Sollte festgestellt werden, daß ein nicht nur unerheblicher Fehlbestand eingetreten ist, während der Beklagte die Geschäfte tatsächlich führte (also bis zum 7. Mai 1976), würde er gemäß § 43 Abs 2 GmbHG haften, sofern er nicht darlegt und erforderlichenfalls beweist, daß er alle für einen ordentlichen Geschäftsmann gebotene Sorgfalt angewandt hat, um die mißbräuchliche und unkontrollierte Entnahme von Waren zu verhindern, oder der Fehlbestand auch bei Anwendung dieser Sorgfalt entstanden wäre oder ihm die Einhaltung des Sorgfaltsgebots unverschuldet unmöglich war (vgl Mertens aaO).
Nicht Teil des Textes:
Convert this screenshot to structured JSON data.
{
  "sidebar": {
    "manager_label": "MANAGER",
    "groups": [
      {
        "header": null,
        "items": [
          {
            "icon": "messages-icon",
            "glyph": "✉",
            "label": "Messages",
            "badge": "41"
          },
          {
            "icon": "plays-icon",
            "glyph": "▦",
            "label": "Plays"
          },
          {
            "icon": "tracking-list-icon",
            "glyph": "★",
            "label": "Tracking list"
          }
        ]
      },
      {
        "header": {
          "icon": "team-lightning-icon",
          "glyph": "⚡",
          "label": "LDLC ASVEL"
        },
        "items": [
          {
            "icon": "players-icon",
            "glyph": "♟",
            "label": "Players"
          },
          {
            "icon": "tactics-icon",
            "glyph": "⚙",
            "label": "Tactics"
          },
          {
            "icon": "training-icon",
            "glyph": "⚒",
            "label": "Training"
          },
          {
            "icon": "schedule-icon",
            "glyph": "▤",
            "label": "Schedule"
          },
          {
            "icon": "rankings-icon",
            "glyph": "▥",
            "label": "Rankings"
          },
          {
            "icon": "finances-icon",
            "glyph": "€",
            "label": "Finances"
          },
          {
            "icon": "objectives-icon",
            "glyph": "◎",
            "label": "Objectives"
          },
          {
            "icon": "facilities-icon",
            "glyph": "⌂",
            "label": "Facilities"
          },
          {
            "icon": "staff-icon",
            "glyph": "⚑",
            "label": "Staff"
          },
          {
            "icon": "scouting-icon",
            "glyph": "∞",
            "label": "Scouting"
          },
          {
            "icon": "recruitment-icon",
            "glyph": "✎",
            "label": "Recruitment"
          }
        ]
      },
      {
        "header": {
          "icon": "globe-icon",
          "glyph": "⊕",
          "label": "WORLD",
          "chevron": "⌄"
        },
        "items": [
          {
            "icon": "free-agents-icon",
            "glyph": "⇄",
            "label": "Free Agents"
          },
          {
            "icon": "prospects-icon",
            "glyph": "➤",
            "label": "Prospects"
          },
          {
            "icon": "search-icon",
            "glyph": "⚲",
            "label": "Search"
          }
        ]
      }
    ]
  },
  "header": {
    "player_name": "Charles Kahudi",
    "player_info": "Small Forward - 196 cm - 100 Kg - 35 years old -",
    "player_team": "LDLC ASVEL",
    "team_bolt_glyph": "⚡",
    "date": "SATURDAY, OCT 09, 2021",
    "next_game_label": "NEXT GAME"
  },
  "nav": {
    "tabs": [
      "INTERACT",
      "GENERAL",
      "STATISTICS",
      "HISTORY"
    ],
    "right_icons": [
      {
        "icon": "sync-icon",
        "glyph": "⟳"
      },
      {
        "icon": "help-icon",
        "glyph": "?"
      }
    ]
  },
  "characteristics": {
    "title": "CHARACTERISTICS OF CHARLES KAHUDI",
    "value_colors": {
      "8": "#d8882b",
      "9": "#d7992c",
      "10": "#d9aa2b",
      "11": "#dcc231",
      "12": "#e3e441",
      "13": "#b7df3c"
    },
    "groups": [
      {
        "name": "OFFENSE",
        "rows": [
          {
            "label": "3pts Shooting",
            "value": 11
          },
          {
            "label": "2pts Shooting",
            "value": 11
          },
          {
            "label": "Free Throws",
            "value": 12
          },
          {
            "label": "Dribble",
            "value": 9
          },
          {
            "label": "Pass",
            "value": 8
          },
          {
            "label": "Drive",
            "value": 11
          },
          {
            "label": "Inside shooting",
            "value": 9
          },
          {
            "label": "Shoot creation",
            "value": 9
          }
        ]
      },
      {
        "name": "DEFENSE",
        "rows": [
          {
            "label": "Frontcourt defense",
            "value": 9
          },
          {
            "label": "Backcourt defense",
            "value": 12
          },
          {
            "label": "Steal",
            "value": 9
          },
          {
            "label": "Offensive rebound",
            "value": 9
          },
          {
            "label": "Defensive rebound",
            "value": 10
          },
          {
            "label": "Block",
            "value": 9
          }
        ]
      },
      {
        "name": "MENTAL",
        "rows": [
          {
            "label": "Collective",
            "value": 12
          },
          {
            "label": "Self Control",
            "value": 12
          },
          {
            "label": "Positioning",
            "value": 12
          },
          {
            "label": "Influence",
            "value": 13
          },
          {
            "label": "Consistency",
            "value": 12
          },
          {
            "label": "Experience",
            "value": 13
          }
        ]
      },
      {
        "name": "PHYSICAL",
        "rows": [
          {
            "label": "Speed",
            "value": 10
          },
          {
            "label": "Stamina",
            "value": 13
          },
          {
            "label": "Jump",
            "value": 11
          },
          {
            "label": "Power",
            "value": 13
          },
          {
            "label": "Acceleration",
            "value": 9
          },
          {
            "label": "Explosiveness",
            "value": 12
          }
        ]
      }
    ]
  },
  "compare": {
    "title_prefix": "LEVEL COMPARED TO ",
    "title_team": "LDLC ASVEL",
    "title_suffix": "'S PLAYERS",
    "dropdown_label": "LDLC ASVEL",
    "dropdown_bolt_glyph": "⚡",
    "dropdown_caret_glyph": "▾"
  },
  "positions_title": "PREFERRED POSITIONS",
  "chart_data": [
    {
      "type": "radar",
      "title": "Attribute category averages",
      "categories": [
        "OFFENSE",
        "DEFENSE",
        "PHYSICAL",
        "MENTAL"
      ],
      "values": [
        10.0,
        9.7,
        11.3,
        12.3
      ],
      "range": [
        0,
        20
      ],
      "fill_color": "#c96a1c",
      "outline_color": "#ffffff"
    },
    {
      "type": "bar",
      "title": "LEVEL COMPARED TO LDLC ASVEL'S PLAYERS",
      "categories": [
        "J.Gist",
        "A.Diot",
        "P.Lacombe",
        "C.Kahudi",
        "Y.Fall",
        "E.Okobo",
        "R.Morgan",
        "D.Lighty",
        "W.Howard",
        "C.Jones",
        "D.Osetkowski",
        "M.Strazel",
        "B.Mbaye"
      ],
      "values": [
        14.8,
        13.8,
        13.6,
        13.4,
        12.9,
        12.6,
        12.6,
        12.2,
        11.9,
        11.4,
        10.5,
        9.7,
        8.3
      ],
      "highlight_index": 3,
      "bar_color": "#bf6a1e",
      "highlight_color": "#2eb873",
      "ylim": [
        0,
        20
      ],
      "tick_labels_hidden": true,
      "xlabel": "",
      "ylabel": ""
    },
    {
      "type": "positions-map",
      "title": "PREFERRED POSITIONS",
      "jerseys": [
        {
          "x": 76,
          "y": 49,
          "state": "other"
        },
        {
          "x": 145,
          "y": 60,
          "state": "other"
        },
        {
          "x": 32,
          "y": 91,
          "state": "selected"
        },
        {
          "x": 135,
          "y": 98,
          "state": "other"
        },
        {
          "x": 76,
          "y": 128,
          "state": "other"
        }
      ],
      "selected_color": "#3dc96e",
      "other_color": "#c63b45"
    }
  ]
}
Hiermit werden die Anforderungen an die Darlegungslast und Beweislast des Geschäftsführers nicht überspannt. Denn er hat die unmittelbare Kenntnis davon, was er veranlaßt hat, um seinen Pflichten als Geschäftsführer nachzukommen. Entspricht dies – sofern unstreitig oder bewiesen – der von ihm zu fordernden Sorgfalt, ist er entlastet, so daß er nicht etwa für jeden unaufgeklärten Fehlbestand einzustehen hat.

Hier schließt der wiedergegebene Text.